In many ocean regions, as a limiting nutrient, bioavailable nitrogen (N) controls marine primary productivity and thus the ocean’s capacity to fix and sequester atmospheric CO2 in its interior. In many lakes, N from both natural and anthropogenic sources is an important driver of eutrophication. Therefore, both in the ocean and in lakes, it is crucial to understand the sources and sinks of fixed N. Denitrification, the microbial reduction of nitrate to dinitrogen (N2), and other modes of suboxic N2 production (e.g., the anaerobic oxidation of ammonium, or anammox), are the most important sinks of fixed N in aquatic environments, but particularly with regards to the N cycle in the ocean, there is a persistent debate regarding the overall size of sinks and sources.
Isotope ratios of nitrogenous species (e.g., 15N/14N) can provide important constraints on the natural N cycle. In order to use stable isotope measurements as a means to trace fluxes of N in aquatic systems, however, it is imperative to understand the isotope effects associated with these fluxes. While denitrification at the organism-level is known to be associated with a marked N isotope fractionation, the expression of the N isotope effect of benthic (i.e., sedimentary) denitrification in the water column above is only poorly constrained, and likely varies with the environmental conditions. Moreover, the possible impacts of other benthic N cycling processes on the N isotope exchange between the sediments and the water column (e.g., anammox, nitrate reduction to ammonium (DNRA), nitrate uptake, and/or nitrate regeneration) remain uncertain. Understanding the overall N isotope effect of net benthic N loss is a prerequisite for using N isotope measurements to infer its relative importance in the N cycle, in the global ocean or in a specific environment.
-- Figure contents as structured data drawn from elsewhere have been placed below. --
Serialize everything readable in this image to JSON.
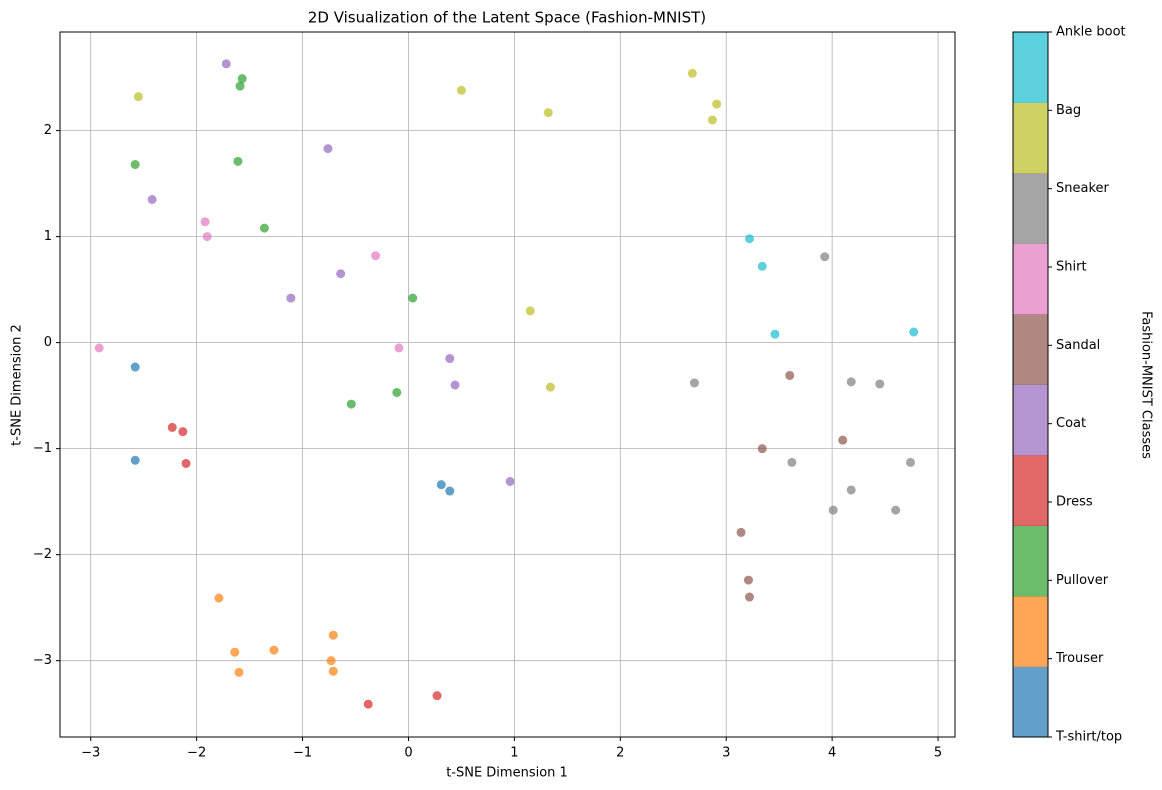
{
  "chart_data": {
    "type": "scatter",
    "title": "2D Visualization of the Latent Space (Fashion-MNIST)",
    "x_label": "t-SNE Dimension 1",
    "y_label": "t-SNE Dimension 2",
    "colorbar_label": "Fashion-MNIST Classes",
    "xlim": [
      -3.29,
      5.16
    ],
    "ylim": [
      -3.72,
      2.93
    ],
    "xticks": [
      {
        "value": -3,
        "label": "−3"
      },
      {
        "value": -2,
        "label": "−2"
      },
      {
        "value": -1,
        "label": "−1"
      },
      0,
      1,
      2,
      3,
      4,
      5
    ],
    "yticks": [
      {
        "value": -3,
        "label": "−3"
      },
      {
        "value": -2,
        "label": "−2"
      },
      {
        "value": -1,
        "label": "−1"
      },
      0,
      1,
      2
    ],
    "grid": true,
    "series": [
      {
        "name": "T-shirt/top",
        "color": "#1f77b4",
        "x": [
          -2.58,
          -2.58,
          0.31,
          0.39
        ],
        "y": [
          -0.23,
          -1.11,
          -1.34,
          -1.4
        ]
      },
      {
        "name": "Trouser",
        "color": "#ff7f0e",
        "x": [
          -1.79,
          -1.64,
          -1.6,
          -1.27,
          -0.71,
          -0.73,
          -0.71
        ],
        "y": [
          -2.41,
          -2.92,
          -3.11,
          -2.9,
          -2.76,
          -3.0,
          -3.1
        ]
      },
      {
        "name": "Pullover",
        "color": "#2ca02c",
        "x": [
          -1.57,
          -1.59,
          -2.58,
          -1.61,
          -1.36,
          0.04,
          -0.54,
          -0.11
        ],
        "y": [
          2.49,
          2.42,
          1.68,
          1.71,
          1.08,
          0.42,
          -0.58,
          -0.47
        ]
      },
      {
        "name": "Dress",
        "color": "#d62728",
        "x": [
          -2.23,
          -2.13,
          -2.1,
          -0.38,
          0.27
        ],
        "y": [
          -0.8,
          -0.84,
          -1.14,
          -3.41,
          -3.33
        ]
      },
      {
        "name": "Coat",
        "color": "#9467bd",
        "x": [
          -1.72,
          -0.76,
          -2.42,
          -0.64,
          -1.11,
          0.39,
          0.44,
          0.96
        ],
        "y": [
          2.63,
          1.83,
          1.35,
          0.65,
          0.42,
          -0.15,
          -0.4,
          -1.31
        ]
      },
      {
        "name": "Sandal",
        "color": "#8c564b",
        "x": [
          3.6,
          4.1,
          3.34,
          3.14,
          3.21,
          3.22
        ],
        "y": [
          -0.31,
          -0.92,
          -1.0,
          -1.79,
          -2.24,
          -2.4
        ]
      },
      {
        "name": "Shirt",
        "color": "#e377c2",
        "x": [
          -2.92,
          -1.92,
          -1.9,
          -0.31,
          -0.09
        ],
        "y": [
          -0.05,
          1.14,
          1.0,
          0.82,
          -0.05
        ]
      },
      {
        "name": "Sneaker",
        "color": "#7f7f7f",
        "x": [
          3.93,
          2.7,
          4.18,
          4.45,
          3.62,
          4.74,
          4.18,
          4.01,
          4.6
        ],
        "y": [
          0.81,
          -0.38,
          -0.37,
          -0.39,
          -1.13,
          -1.13,
          -1.39,
          -1.58,
          -1.58
        ]
      },
      {
        "name": "Bag",
        "color": "#bcbd22",
        "x": [
          -2.55,
          0.5,
          1.32,
          2.68,
          2.91,
          2.87,
          1.15,
          1.34
        ],
        "y": [
          2.32,
          2.38,
          2.17,
          2.54,
          2.25,
          2.1,
          0.3,
          -0.42
        ]
      },
      {
        "name": "Ankle boot",
        "color": "#17becf",
        "x": [
          3.22,
          3.34,
          3.46,
          4.77
        ],
        "y": [
          0.98,
          0.72,
          0.08,
          0.1
        ]
      }
    ]
  }
}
Here we propose an in-depth investigation of the isotope effects of benthic fixed N elimination and nitrate regeneration in aquatic sediments. The prime goal of the proposed research is to build a thorough understanding of the modulating controls on the nitrate and nitrite N (and O) isotope signatures of denitrification and anammox (and the interacting effects from other benthic N cycling reactions), and the N isotopic composition of gaseous N (i.e., N2 and N2O) that is ultimately lost from the sediments. We predict that the expression of the biological isotope effect of benthic N elimination at the level of sediment-water exchange will vary across different environments, and will strongly depend on the reactivity of the sediments, the O2 penetration, the physical boundary conditions (i.e., diffusive transport), and on the extent to which other processes than denitrification contribute to the overall N cycling (nitrification, anammox, DNRA). Combining 1.) laboratory experiments with natural and artificial sediments, 2.) field investigations into the sediment porewater (N and O) isotope dynamics of distinct lacustrine and marine denitrifying benthic environments, and 3.) mathematical modeling, and making use of innovative multi-isotope techniques (natural abundance isotope analysis of NO3-/ NO2-, ammonium, dissolved organic N, and N2O, as well as 15N tracer experiments), we attempt to gain complementary information on how the combined isotope effects of benthic nitrate reduction and nitrate regeneration are expressed in the water column of lakes and the ocean. With the diagenetic porewater N isotope model that this project will deliver we will establish a quantitative framework for assessing benthic isotope fluxes and for verifying our hypotheses.
The research proposed will result in the first comprehensive characterization of sediment pore-water N (and O) isotope dynamics in lacustrine settings, and will allow experimental constraints on the variability of N isotope effects during benthic nitrate reduction across different biogrochemical regimes. While the field component of the project focuses on lake sediments, the results expected will be directly pertinent to understanding of fixed-N elimination isotope effects in the ocean. It will thus be highly relevant for the use of N isotope measurements for local, regional, and even global N budgets, and will provide the basis for both paleolimnological and -oceanographic extrapolation.